Alcuni anni fa ebbi una conversazione con tre giovani uomini musulmani che nella sala d’attesa dell’aeroporto di Heathrow aspettavano di imbarcarsi per un volo verso Islamabad. Io stavo andando in Pakistan per realizzare un reportage sulle conseguenze del devastante terremoto nel Kashmir, mentre loro stavano partendo per andare a svolgere ciò che definivano vagamente come un’‘attività di beneficienza’. Indossavano una shalwar kameez bianca, avevano la barba tagliata in stile salafita, e parlavano con un accento da sud di Londra. Provai a indirizzare la conversazione verso la questione del terremoto, ma loro volevano parlare di politica. Mi chiesero se avessi visto ‘Fahrenheit 9/11’, di Michael Moore, ma evitai di esprimere la mia opinione su un film che loro sembravano quasi venerare. La scomoda verità sull’Amerika svelata da un americano: autorità e autenticità in un colpo solo”.

Bret Stephens, editorialista del Wall Street Journal, ieri ha preso spunto da questo racconto per proporre una riflessione sul rapporto islam e occidente. “Ripenso a quello scambio di battute ogni volta che torna d’attualità il tema del fondamentalismo islamico. C’è un vasto consenso nella letteratura su come i giovani musulmani – spesso nati in occidente in famiglie di classe media e non particolarmente religiose – finiscano per aderire di frequente alla jihad.

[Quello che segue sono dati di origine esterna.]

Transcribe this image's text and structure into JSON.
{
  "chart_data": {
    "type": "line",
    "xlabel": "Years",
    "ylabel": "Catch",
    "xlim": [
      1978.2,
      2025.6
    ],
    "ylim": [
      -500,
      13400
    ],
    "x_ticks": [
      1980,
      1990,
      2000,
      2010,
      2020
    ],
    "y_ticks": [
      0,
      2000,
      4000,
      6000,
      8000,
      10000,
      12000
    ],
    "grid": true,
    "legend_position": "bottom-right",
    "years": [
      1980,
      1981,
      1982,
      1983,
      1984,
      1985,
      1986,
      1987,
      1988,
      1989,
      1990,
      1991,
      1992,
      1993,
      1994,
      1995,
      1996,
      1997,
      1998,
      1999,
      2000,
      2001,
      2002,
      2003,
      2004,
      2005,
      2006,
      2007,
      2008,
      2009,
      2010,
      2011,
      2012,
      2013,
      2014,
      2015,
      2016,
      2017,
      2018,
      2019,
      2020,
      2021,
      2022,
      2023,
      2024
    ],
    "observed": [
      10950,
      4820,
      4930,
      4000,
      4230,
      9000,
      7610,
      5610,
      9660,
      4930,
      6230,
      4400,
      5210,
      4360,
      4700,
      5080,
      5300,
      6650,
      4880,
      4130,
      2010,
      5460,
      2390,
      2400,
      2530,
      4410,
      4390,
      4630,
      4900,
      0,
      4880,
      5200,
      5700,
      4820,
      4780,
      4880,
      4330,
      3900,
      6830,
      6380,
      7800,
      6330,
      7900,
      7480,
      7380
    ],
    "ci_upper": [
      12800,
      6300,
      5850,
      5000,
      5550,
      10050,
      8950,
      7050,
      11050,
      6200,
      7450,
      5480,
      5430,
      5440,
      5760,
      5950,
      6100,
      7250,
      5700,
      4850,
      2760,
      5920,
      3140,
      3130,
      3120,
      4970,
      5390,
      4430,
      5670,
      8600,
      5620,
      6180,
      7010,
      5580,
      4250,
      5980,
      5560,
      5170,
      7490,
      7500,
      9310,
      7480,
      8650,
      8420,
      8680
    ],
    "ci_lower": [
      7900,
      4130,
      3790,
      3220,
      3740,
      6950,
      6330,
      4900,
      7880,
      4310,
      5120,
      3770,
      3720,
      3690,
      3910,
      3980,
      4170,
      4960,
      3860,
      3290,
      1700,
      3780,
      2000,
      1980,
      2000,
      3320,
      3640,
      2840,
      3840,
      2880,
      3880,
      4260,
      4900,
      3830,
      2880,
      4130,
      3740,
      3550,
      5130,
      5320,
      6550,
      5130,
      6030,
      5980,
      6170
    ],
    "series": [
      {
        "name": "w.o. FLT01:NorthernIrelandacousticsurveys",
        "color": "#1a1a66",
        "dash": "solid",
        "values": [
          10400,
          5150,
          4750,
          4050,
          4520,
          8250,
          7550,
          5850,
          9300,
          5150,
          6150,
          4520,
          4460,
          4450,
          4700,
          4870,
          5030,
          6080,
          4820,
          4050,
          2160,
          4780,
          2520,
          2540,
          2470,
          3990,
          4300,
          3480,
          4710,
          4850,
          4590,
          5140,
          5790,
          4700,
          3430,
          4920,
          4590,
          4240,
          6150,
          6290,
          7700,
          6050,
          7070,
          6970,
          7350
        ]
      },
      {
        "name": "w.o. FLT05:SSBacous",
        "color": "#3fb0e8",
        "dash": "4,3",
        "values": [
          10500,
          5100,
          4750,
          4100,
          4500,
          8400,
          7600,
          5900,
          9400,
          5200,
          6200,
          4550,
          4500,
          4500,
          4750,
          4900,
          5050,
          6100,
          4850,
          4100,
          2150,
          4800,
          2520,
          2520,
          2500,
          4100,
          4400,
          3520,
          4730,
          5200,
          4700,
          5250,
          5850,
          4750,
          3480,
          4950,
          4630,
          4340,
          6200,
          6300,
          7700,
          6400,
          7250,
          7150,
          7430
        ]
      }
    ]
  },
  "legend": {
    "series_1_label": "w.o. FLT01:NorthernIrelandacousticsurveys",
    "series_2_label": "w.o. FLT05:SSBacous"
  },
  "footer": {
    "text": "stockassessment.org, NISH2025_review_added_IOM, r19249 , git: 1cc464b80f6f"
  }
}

Basti pensare a Mohammed Emwazi, laureatosi all’Università di Westminster e poi divenuto celebre con il nome di Jihadi John, o a Maj. Nidal Malik Hasan, responsabile dell’infamia di Fort Hood. O ancora a Najim Laachraoui, che studiò ingegneria elettrica alla prestigiosa Università cattolica di Lovanio prima di farsi esplodere neanche un mese fa a Bruxelles, o ai fratelli Tsarnaev, responsabili della strage di Boston, e a Syed Farook, di San Bernardino”. La lista è lunga, nota Stephens, e in molti casi gli investigatori sono stati capaci di identificare gli agenti responsabili della radicalizzazione: Maj. Hasan teneva una corrispondenza con l’imam estremista Anwar al-Awlaki; Laachraoui pare fosse finito sotto l’influenza di un predicatore di Molenbeek di nome Khalid Zerkani; i fratelli Tsarnaev fabbricarono la propria bomba seguendo i dettagliati suggerimenti forniti da “Inspire”, la rivista in lingua inglese pubblicata dal gruppo yemenita di al Qaeda.

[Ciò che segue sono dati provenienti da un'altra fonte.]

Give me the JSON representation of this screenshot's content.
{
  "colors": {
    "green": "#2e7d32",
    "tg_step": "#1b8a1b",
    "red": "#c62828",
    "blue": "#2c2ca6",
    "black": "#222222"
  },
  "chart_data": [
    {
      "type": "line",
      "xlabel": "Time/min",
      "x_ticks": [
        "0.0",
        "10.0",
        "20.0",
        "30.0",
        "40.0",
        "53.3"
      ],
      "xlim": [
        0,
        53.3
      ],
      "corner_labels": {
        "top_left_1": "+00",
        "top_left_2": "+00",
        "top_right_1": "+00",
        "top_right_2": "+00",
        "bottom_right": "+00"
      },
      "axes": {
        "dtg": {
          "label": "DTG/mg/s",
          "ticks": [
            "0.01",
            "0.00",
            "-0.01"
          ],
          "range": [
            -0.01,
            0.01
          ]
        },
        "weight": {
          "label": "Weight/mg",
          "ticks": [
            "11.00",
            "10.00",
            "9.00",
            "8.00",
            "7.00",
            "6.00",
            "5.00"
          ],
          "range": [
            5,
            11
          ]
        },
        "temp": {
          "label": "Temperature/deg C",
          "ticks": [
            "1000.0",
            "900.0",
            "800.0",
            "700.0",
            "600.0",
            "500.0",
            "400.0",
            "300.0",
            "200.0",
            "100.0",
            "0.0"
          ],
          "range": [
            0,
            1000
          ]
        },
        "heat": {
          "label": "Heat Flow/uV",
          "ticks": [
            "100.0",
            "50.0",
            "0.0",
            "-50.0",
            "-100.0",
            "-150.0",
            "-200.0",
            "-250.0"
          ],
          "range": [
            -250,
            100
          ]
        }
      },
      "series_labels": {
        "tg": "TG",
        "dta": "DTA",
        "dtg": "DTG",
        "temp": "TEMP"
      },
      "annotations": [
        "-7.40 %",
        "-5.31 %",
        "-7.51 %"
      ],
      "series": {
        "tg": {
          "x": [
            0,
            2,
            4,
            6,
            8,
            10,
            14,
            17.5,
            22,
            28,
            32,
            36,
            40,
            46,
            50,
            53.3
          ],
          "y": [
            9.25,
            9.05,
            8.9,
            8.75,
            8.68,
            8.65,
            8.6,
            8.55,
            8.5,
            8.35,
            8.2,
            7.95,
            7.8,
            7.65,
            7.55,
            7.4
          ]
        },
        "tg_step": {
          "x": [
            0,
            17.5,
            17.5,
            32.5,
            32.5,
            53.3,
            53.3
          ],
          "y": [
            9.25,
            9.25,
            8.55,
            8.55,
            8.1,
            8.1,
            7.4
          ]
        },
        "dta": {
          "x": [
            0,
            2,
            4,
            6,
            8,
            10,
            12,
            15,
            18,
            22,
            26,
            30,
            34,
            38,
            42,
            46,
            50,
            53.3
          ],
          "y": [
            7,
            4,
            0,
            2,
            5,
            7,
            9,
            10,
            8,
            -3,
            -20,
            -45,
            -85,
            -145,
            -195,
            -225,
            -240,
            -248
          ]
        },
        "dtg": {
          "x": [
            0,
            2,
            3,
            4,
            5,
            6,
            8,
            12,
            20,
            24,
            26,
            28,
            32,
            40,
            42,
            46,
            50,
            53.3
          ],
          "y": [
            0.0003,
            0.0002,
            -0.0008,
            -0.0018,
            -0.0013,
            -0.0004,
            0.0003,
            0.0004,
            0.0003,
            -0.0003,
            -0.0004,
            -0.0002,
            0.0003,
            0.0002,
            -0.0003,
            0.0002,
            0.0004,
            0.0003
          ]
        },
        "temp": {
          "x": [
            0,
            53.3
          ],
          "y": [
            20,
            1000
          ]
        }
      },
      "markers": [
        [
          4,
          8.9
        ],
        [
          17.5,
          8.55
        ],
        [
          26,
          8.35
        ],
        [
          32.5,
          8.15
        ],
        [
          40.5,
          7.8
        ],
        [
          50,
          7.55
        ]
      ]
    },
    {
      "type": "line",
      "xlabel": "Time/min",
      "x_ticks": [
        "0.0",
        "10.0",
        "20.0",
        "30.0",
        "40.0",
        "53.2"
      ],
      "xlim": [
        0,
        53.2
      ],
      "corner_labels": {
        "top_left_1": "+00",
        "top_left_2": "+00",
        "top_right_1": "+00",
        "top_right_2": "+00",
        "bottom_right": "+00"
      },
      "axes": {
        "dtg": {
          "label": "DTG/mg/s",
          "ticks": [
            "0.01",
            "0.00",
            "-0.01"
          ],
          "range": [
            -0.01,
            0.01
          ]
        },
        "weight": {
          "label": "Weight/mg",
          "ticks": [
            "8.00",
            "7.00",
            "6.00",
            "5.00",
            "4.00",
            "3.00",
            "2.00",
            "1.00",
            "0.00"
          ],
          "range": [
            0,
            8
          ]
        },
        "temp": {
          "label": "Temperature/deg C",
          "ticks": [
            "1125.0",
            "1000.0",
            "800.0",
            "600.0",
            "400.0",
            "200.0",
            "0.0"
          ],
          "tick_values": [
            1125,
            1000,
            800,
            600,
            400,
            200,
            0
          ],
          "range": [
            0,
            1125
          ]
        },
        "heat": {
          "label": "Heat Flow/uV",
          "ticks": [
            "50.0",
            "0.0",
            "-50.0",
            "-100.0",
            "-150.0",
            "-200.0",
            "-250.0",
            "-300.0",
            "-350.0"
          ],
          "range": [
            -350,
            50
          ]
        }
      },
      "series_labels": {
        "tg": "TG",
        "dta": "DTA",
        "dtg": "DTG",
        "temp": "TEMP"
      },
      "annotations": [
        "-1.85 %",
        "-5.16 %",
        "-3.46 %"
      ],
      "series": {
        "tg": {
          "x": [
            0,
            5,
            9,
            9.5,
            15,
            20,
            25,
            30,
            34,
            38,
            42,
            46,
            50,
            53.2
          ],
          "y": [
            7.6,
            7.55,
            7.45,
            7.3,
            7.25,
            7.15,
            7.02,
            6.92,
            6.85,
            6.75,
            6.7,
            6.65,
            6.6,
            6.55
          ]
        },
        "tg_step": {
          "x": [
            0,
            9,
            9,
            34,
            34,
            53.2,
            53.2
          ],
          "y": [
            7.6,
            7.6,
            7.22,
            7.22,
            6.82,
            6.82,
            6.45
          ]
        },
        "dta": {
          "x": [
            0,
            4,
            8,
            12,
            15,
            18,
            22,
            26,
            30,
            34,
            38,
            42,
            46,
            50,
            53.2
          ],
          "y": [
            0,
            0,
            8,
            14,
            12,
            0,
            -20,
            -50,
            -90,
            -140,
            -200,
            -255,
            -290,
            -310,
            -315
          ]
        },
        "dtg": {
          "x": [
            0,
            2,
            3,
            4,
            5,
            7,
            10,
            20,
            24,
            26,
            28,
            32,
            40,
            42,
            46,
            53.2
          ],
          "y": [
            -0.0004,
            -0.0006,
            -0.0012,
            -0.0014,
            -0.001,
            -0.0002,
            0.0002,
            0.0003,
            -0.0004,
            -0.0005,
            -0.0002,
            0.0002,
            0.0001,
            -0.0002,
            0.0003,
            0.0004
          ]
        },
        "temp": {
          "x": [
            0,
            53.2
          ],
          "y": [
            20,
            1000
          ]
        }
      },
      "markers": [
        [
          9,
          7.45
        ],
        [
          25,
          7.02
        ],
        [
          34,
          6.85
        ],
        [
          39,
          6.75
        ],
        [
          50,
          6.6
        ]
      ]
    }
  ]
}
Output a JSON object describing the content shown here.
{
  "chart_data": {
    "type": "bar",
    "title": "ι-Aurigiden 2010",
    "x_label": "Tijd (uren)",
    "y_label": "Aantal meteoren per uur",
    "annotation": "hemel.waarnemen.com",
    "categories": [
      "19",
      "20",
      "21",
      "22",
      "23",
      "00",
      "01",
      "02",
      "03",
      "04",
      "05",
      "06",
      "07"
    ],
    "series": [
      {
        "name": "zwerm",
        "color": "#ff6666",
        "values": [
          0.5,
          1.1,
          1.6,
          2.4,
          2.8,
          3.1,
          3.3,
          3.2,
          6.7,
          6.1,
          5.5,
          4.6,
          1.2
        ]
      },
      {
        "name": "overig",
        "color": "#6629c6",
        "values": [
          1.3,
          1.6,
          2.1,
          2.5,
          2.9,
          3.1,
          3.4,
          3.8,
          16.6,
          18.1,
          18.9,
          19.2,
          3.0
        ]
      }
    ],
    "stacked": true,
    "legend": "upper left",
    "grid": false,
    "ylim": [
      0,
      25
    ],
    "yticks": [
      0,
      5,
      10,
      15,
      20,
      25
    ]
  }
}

“Ma l’influenza dei vari Awlaki nel mondo non può spiegare completamente il background mentale di questi jihadisti”, puntualizza l’editorialista del Wall Street Journal. “Essi sono infatti anche figli dell’occidente: educati nelle scuole del multiculturalismo, cresciuti con le opere di Noam Chomsky e Frantz Fanon, consumatori di una dieta informativa fatta di notizie incentrate sulla brutalità dei soldati americani, britannici o israeliani. Se l’islamismo rappresenta la loro droga preferita, i dogmi politici della sinistra moderna costituiscono la porta d’accesso ad essa”. Per capirlo, secondo Stephens, basterebbe sfogliare l’ultimo numero di “Inspire”, dove, assieme a un’illustrazione che spiega passo dopo passo come costruire una granata e ad un’analisi sul massacro di Charlie Hebdo, è presente un lungo articolo sull’oppressione dei neri in America, a partire dall’uccisione di Michael Brown a Ferguson. Il numero della rivista della primavera del 2013, invece, contiene “un messaggio all’America” da parte del capo di al Qaeda, Qassim Ar-Reimy, in cui quest’ultimo si chiede se “intromettersi nei nostri affari e instaurare al potere tiranni e lacchè pronti ad uccidere e ad opprimere sia perdonabile”.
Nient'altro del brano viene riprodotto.